Saturday, December 9, 2017


If Songs of Innocence was simply another John Blake mystery, a sequel to Aleas's serviceable first novel, Little Girl Lost, it would still be a pretty good read. But it's much more than a simple sequel, outshining the first book in every conceivable way. It begins as just another detective story, with the retired Blake putting his detective hat back on to investigate the death of his classmate and lover, Dorrie Burke.

But things get darker as the book progresses, pushing Blake further and further into the abyss as he begins to discover the kind of collateral damage that his actions, his mistakes, as well as his discoveries ultimately lead to. It really is better than it has any right to be, crushing its mystery genre expectations and ascending into tragic crime opera territory. And like the best mysteries, the conclusion isn't as cut-and-dry as many would expect. 
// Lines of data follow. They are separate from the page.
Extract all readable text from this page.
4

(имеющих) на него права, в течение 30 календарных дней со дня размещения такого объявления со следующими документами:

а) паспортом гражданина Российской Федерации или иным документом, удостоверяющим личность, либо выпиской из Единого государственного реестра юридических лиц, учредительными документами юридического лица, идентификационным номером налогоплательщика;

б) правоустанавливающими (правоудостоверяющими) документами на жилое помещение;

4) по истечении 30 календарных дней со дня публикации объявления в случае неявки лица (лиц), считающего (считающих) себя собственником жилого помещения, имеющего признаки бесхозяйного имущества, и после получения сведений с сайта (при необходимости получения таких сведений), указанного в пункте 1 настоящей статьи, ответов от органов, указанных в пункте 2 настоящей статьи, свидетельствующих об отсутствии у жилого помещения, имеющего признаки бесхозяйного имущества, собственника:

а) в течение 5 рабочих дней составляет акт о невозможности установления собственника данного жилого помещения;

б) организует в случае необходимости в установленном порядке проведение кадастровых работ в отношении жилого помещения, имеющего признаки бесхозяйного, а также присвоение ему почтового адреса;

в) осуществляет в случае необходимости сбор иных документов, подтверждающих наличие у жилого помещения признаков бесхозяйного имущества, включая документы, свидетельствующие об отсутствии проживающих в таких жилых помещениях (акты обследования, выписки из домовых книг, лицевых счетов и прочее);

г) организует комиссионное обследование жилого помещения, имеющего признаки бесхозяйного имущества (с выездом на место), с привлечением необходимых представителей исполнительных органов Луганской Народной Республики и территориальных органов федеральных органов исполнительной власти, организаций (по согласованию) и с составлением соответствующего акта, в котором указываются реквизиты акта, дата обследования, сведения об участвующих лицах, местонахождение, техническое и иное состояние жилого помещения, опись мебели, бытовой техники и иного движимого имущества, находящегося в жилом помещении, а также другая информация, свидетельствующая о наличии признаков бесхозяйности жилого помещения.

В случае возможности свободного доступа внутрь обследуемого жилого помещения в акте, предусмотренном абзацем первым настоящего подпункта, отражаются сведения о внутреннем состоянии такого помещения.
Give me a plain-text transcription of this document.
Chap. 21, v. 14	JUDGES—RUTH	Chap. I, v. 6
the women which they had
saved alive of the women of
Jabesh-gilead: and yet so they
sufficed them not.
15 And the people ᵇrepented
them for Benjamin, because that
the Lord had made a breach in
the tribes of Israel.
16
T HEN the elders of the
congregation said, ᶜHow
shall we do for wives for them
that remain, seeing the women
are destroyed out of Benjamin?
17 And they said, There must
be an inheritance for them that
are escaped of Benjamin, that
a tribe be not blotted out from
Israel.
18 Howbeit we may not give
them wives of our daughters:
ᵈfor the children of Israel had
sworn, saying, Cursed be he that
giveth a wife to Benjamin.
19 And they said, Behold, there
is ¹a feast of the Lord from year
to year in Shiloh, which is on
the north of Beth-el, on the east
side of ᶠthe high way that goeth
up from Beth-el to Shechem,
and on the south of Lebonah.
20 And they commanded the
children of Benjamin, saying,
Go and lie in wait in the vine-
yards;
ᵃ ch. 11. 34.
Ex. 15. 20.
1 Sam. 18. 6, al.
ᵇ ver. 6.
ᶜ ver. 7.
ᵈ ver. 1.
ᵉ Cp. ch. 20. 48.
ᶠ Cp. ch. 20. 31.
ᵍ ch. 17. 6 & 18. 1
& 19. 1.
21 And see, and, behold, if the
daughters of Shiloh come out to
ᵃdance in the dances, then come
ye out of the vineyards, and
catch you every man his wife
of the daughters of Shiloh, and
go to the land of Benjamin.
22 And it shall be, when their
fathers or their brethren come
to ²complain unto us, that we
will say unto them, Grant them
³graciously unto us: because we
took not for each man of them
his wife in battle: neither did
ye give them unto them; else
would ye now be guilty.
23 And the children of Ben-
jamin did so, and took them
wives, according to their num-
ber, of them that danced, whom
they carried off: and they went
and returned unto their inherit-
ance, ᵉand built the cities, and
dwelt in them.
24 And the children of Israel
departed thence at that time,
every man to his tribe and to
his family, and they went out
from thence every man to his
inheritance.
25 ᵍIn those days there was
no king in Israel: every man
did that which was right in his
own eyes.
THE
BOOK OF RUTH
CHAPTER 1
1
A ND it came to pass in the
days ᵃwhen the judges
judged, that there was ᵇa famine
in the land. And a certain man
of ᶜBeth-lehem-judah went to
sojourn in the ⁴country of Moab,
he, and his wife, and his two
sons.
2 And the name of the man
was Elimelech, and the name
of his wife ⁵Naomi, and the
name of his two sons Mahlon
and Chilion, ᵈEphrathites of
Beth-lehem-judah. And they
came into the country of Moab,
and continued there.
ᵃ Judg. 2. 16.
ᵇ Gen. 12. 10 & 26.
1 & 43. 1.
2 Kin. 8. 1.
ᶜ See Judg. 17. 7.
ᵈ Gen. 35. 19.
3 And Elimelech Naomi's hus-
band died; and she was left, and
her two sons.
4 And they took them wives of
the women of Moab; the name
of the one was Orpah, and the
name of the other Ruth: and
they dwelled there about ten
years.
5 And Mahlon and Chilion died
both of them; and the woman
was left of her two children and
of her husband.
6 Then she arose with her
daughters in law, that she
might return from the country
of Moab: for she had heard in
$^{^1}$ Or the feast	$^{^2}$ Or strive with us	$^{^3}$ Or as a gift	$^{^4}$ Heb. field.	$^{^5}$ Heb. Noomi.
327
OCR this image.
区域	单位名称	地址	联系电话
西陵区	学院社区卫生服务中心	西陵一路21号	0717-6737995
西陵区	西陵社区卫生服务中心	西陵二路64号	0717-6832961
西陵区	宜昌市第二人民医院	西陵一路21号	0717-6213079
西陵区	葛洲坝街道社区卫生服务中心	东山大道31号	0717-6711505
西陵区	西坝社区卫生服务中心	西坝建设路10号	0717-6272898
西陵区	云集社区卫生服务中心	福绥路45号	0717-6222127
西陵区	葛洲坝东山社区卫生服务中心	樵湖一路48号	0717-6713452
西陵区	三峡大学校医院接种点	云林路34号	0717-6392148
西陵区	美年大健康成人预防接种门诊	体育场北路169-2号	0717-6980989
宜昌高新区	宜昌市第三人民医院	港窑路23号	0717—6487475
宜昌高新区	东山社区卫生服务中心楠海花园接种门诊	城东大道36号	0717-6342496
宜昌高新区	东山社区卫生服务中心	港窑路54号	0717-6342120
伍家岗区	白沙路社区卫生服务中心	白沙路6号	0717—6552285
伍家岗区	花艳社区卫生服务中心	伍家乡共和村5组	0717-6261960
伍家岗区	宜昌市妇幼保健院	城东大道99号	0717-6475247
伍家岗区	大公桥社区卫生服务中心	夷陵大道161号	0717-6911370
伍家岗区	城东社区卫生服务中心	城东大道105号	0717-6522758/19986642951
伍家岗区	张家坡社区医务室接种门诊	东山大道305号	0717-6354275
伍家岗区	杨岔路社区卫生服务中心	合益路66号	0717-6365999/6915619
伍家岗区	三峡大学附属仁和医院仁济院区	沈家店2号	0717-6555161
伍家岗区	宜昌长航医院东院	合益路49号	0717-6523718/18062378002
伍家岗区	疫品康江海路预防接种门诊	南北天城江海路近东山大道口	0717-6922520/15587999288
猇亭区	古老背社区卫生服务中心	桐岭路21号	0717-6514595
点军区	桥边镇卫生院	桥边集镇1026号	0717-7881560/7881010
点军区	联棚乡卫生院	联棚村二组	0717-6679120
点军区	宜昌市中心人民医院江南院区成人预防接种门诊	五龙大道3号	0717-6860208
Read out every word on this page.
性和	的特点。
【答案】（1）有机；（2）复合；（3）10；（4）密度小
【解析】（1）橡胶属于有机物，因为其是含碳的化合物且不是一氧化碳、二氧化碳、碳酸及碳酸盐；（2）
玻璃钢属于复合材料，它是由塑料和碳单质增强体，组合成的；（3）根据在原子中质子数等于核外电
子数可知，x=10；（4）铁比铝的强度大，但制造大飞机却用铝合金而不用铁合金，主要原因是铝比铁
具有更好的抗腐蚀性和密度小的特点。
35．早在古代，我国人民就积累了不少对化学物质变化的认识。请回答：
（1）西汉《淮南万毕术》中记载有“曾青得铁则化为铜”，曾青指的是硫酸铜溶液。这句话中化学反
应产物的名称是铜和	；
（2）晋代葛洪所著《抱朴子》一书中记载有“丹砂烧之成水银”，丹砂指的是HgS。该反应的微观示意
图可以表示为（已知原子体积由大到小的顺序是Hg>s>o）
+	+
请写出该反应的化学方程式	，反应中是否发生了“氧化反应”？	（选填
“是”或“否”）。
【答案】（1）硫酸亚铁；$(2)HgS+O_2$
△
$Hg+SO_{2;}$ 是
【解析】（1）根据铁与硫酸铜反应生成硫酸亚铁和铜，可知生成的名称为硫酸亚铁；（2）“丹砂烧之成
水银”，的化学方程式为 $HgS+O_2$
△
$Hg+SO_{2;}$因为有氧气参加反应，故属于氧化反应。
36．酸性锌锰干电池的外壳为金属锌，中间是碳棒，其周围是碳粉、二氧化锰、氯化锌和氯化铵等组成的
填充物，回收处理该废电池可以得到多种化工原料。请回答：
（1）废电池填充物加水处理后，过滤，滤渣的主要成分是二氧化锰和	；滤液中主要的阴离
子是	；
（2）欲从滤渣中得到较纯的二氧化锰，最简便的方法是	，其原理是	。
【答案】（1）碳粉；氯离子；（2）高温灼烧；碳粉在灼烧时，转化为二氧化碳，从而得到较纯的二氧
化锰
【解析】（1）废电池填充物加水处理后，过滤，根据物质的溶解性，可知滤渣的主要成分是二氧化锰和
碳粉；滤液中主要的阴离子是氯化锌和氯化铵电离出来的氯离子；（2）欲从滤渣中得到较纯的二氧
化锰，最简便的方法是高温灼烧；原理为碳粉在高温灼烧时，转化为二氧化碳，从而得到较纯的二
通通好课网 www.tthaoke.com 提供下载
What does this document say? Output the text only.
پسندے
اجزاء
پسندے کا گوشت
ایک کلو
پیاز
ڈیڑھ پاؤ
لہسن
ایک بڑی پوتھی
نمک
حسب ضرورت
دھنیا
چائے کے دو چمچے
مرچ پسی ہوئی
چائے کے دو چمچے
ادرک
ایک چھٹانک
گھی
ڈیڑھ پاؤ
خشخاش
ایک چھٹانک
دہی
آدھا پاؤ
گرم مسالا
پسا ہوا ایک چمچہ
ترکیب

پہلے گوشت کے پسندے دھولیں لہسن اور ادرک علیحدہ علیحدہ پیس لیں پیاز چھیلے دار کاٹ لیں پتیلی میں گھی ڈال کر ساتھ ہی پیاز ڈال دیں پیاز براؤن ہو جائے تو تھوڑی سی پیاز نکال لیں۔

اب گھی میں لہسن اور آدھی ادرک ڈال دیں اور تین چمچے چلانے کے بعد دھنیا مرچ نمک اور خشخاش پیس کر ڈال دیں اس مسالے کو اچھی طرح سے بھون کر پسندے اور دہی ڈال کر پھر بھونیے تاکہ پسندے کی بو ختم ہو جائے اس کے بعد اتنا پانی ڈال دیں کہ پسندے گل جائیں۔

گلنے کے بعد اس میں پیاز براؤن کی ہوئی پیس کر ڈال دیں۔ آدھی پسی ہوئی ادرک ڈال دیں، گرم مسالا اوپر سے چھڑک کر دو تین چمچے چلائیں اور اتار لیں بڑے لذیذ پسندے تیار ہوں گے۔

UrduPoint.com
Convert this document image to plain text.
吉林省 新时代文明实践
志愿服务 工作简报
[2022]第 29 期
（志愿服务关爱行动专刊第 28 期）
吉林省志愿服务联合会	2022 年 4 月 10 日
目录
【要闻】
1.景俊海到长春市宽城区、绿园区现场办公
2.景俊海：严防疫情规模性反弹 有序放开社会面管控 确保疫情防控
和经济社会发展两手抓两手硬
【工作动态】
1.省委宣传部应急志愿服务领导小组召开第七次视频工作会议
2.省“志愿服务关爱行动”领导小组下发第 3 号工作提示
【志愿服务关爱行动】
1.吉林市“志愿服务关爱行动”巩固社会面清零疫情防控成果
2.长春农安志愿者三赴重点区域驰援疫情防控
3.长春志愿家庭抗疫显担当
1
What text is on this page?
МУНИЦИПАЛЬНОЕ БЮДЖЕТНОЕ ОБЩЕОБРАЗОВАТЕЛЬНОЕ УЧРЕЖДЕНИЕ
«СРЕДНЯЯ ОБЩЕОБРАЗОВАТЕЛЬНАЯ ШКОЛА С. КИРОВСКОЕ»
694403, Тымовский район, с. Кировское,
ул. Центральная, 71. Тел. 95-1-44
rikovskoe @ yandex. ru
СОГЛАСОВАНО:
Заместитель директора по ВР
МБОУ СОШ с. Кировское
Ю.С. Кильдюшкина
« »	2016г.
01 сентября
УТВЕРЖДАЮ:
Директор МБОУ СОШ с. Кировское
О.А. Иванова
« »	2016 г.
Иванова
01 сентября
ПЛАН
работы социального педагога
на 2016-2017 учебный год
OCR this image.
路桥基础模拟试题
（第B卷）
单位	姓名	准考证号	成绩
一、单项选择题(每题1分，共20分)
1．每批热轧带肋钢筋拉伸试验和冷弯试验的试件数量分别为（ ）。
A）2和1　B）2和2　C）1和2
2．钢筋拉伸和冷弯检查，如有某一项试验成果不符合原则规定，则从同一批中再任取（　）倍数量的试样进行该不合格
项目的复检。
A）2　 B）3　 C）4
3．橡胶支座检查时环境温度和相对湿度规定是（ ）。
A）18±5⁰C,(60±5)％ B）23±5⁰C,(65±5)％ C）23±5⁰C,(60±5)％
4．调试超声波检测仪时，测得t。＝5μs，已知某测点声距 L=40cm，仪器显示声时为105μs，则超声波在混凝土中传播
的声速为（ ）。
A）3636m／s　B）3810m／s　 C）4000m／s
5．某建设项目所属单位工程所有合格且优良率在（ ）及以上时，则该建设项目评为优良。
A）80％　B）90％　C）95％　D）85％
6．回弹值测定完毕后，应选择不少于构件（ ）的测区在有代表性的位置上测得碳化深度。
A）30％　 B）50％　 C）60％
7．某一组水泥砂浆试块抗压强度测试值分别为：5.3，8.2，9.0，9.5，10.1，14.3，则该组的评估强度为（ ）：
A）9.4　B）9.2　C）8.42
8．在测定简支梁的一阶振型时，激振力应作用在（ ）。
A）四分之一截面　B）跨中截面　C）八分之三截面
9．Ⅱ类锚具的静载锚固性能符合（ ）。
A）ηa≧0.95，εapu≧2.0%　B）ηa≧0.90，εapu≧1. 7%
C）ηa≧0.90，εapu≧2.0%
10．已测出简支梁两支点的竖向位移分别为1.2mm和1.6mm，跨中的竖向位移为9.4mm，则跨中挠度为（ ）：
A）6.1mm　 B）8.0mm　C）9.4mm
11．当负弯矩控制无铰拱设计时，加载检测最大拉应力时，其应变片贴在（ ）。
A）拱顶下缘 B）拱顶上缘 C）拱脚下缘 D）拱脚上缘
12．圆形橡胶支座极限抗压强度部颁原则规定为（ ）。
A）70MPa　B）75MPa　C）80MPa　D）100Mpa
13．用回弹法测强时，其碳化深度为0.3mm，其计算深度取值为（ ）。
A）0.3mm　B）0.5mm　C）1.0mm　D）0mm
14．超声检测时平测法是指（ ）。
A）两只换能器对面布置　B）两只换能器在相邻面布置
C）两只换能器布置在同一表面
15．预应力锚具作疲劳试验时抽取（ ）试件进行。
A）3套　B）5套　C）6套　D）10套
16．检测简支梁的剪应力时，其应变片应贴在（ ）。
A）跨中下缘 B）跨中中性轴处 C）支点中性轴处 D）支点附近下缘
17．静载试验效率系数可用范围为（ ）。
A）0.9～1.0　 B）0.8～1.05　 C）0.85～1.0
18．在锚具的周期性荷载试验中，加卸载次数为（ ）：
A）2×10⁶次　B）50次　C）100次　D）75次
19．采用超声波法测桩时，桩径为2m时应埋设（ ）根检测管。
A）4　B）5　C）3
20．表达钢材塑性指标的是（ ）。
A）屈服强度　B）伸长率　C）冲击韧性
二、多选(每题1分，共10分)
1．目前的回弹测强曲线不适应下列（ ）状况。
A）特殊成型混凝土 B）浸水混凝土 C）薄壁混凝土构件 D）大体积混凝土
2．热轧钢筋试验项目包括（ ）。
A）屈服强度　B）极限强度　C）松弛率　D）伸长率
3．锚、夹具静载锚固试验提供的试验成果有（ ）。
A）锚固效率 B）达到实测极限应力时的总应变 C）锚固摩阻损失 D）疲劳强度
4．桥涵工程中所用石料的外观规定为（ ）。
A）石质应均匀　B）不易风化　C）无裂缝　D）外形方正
It's hard to pinpoint exactly how the book achieves the effect that it has, but at some point I became completely engrossed! I've been tired of standard mysteries lately but this is one of the best detective stories I've read in a while, right up there with the best of Lehane, Mosley, or Lawrence Block. If you have any interest in crime or mysteries, put this one on your list.
I hadn't meant to end up this way, counting the dead, apologizing to the ghosts of the dead women I'd loved. 
But here I was, with apologies to make and so little time to make them.